Introduction

Welcome to the vRO Plug-in for BIG-IP by Blue Medora lab guide. We hope you find this document valuable. This plug-in is built, supported and maintained by Blue Medora – a company with expertise in third party integrations into VMware vRealize Suite. F5 and Blue Medora have collaborated very closely on the design, construction and testing of this plugin with reviews from VMware.

As background, F5 produced an unsupported, DevCentral-distributed plug-in for LTM and GTM with vRO v6 as early as 2014. This was an attempt to assess the market demand for orchestrating BIG-IP with VMware vRealize Orchestrator. The response was very strong – customers wanted the plug-in and began deploying it in their test labs. The challenge was that when it came to deploying it in production, many of the larger customers had concerns that it wasn’t supported officially by F5; and thus began a two year effort to find a way to support it. The end result was leveraging a very close technology partner of ours, Blue Medora, to rebuild the plug-in using all the feedback that F5 had collected over the past two years, enhance and expand it accordingly.

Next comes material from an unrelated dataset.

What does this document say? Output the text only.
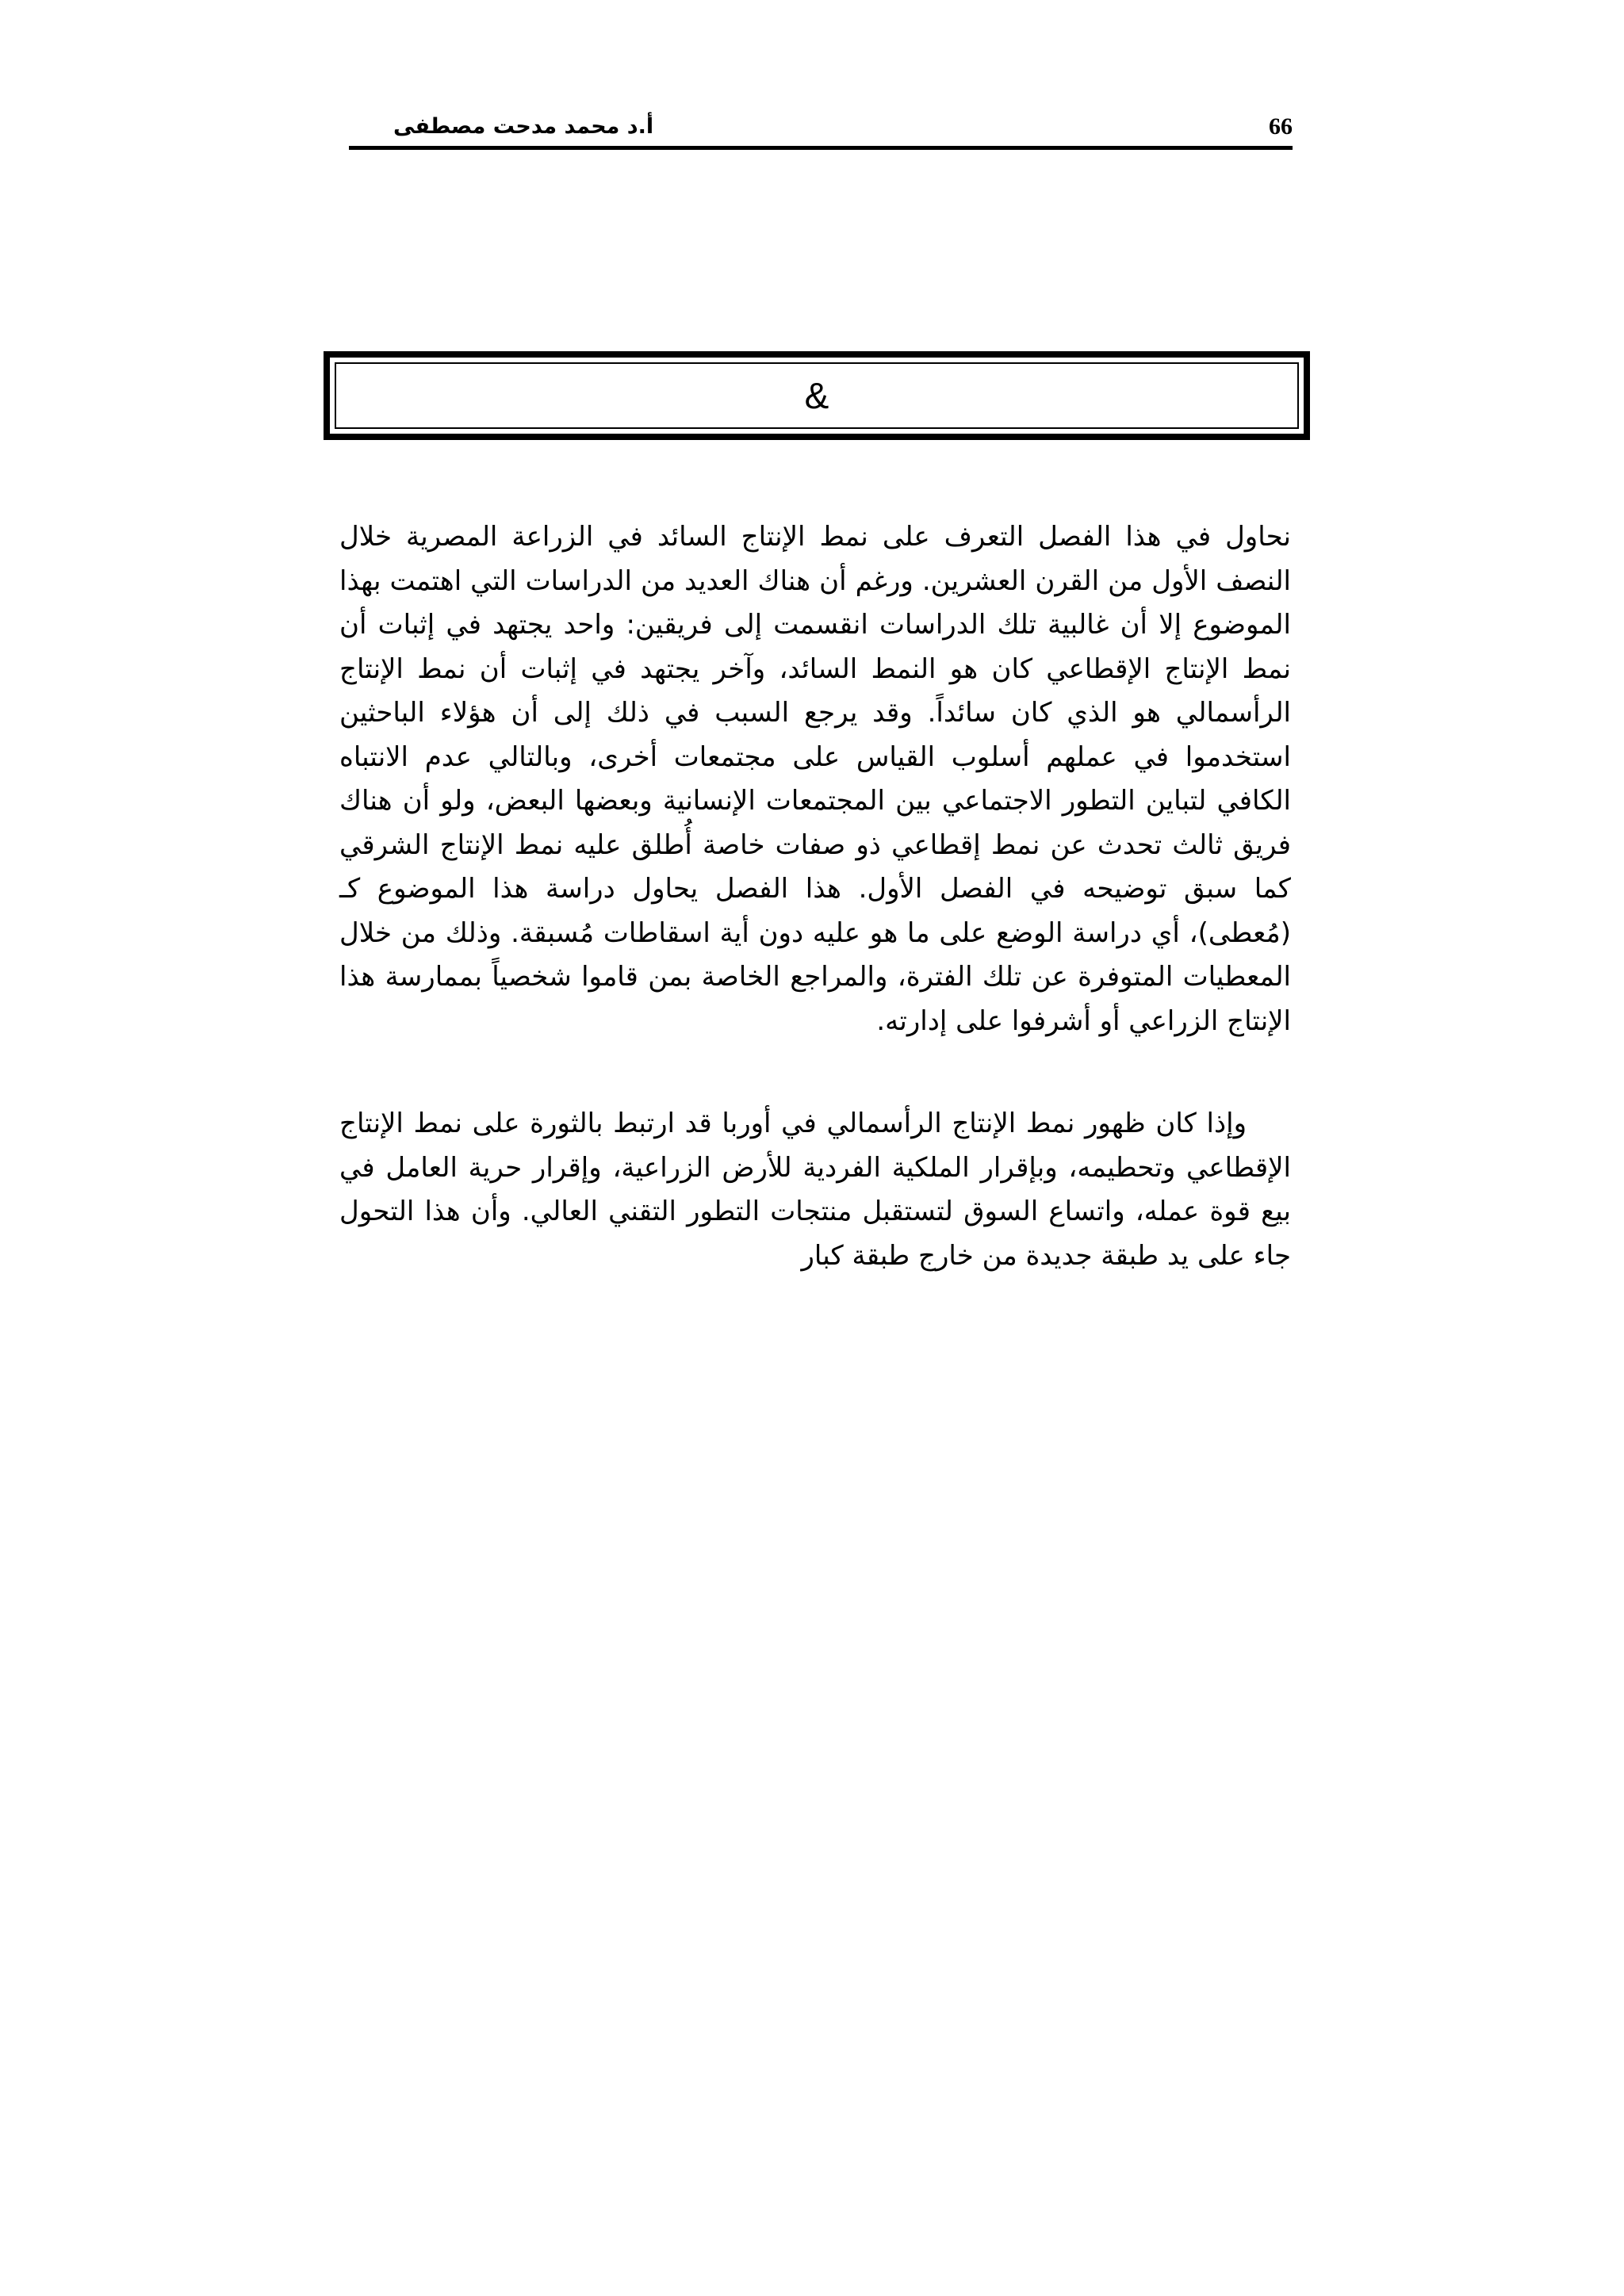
أ.د محمد مدحت مصطفى	66
&

نحاول في هذا الفصل التعرف على نمط الإنتاج السائد في الزراعة المصرية خلال النصف الأول من القرن العشرين. ورغم أن هناك العديد من الدراسات التي اهتمت بهذا الموضوع إلا أن غالبية تلك الدراسات انقسمت إلى فريقين: واحد يجتهد في إثبات أن نمط الإنتاج الإقطاعي كان هو النمط السائد، وآخر يجتهد في إثبات أن نمط الإنتاج الرأسمالي هو الذي كان سائداً. وقد يرجع السبب في ذلك إلى أن هؤلاء الباحثين استخدموا في عملهم أسلوب القياس على مجتمعات أخرى، وبالتالي عدم الانتباه الكافي لتباين التطور الاجتماعي بين المجتمعات الإنسانية وبعضها البعض، ولو أن هناك فريق ثالث تحدث عن نمط إقطاعي ذو صفات خاصة أُطلق عليه نمط الإنتاج الشرقي كما سبق توضيحه في الفصل الأول. هذا الفصل يحاول دراسة هذا الموضوع كـ (مُعطى)، أي دراسة الوضع على ما هو عليه دون أية اسقاطات مُسبقة. وذلك من خلال المعطيات المتوفرة عن تلك الفترة، والمراجع الخاصة بمن قاموا شخصياً بممارسة هذا الإنتاج الزراعي أو أشرفوا على إدارته.

وإذا كان ظهور نمط الإنتاج الرأسمالي في أوربا قد ارتبط بالثورة على نمط الإنتاج الإقطاعي وتحطيمه، وبإقرار الملكية الفردية للأرض الزراعية، وإقرار حرية العامل في بيع قوة عمله، واتساع السوق لتستقبل منتجات التطور التقني العالي. وأن هذا التحول جاء على يد طبقة جديدة من خارج طبقة كبار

In case you didn’t know, vRO is a popular orchestration engine that comes with every vSphere license. It’s free to all vSphere customers. It’s a powerful tool that more and more customers are leveraging – from the very big to the medium-sized or smaller. Not only that, but anything we do with vRO is automatically bubbled up into the higher-order vRealize Automation product. vRA contains the self-service portal that enables users to request applications, and this trickles down to vRO, which then trickles down to all of the relevant services necessary to provision and deploy that application (including BIG-IP).

The deployment process is relatively quick once a customer has vRO up and running. This plug-in is a bit like a lego set. We’re giving customers a toolkit of lego blocks – from which they can build an almost infinite set of workflows by combining individual atomic actions together. Does it require some effort to build the workflows you really want? Yes. But this is not necessarily something that needs to be outsourced – most IT shops can assemble these workflows on their own, and we encourage them to do so. We have provided a number of pre-built workflows in their plug-in, however the sky really is the limit.

KEY CONCEPTS OF WORKFLOWS

Workflows consist of a schema, attributes, and parameters. The workflow schema is the main component of a workflow as it defines all the workflow elements and the logical connections between them. The workflow attributes and parameters are the variables that workflows use to transfer data. Orchestrator saves a workflow token every time a workflow runs, recording the details of that specific run of the workflow.

Workflow Parameters

  • Workflows receive input parameters and generate output parameters when they run.

Input Parameters

  • Most workflows require a certain set of input parameters to run. An input parameter is an argument that the workflow processes when it starts. The user, an application, another workflow, or an action passes input parameters to a workflow for the workflow to process
when it starts.
  • For example, if a workflow resets a virtual machine, the workflow requires as an input parameter the name of the virtual machine.

Output Parameters

  • A workflow’s output parameters represent the result from the workflow run. Output parameters can change when a workflow or a workflow element runs. While workflows run, they can receive the output parameters of other workflows as input parameters.

For example, if a workflow creates a snapshot of a virtual machine, the output parameter for the workflow is the resulting snapshot.

Workflow Attributes

  • Workflow elements process data that they receive as input parameters, and set the resulting data as workflow attributes or output parameters.
  • Read-only workflow attributes act as global constants for a workflow. Writable attributes act
as a workflow’s global variables.
  • You can use attributes to transfer data between the elements of a workflow. You can obtain
attributes in the following ways:
  • Define attributes when you create a workflow
  • Set the output parameter of a workflow element as a workflow attribute
  • Inherit attributes from a configuration element

Workflow Schema

  • A workflow schema is a graphical representation that shows the workflow as a flow diagram of interconnected workflow elements. The workflow schema is the most important element of a workflow as it determines its logic.

Workflow Presentation

  • When users run a workflow, they provide the values for the input parameters of the workflow in the workflow presentation. When you organize the workflow presentation, consider the type and number of input parameters of the workflow.

Workflow Tokens

  • A workflow token represents a workflow that is running or has run.
  • A workflow is an abstract description of a process that defines a generic sequence of steps and a generic set of required input parameters. When you run a workflow with a set of real input parameters, you receive an instance of this abstract workflow that behaves according to the specific input parameters you give it. This specific instance of a completed or a running workflow is called a workflow token.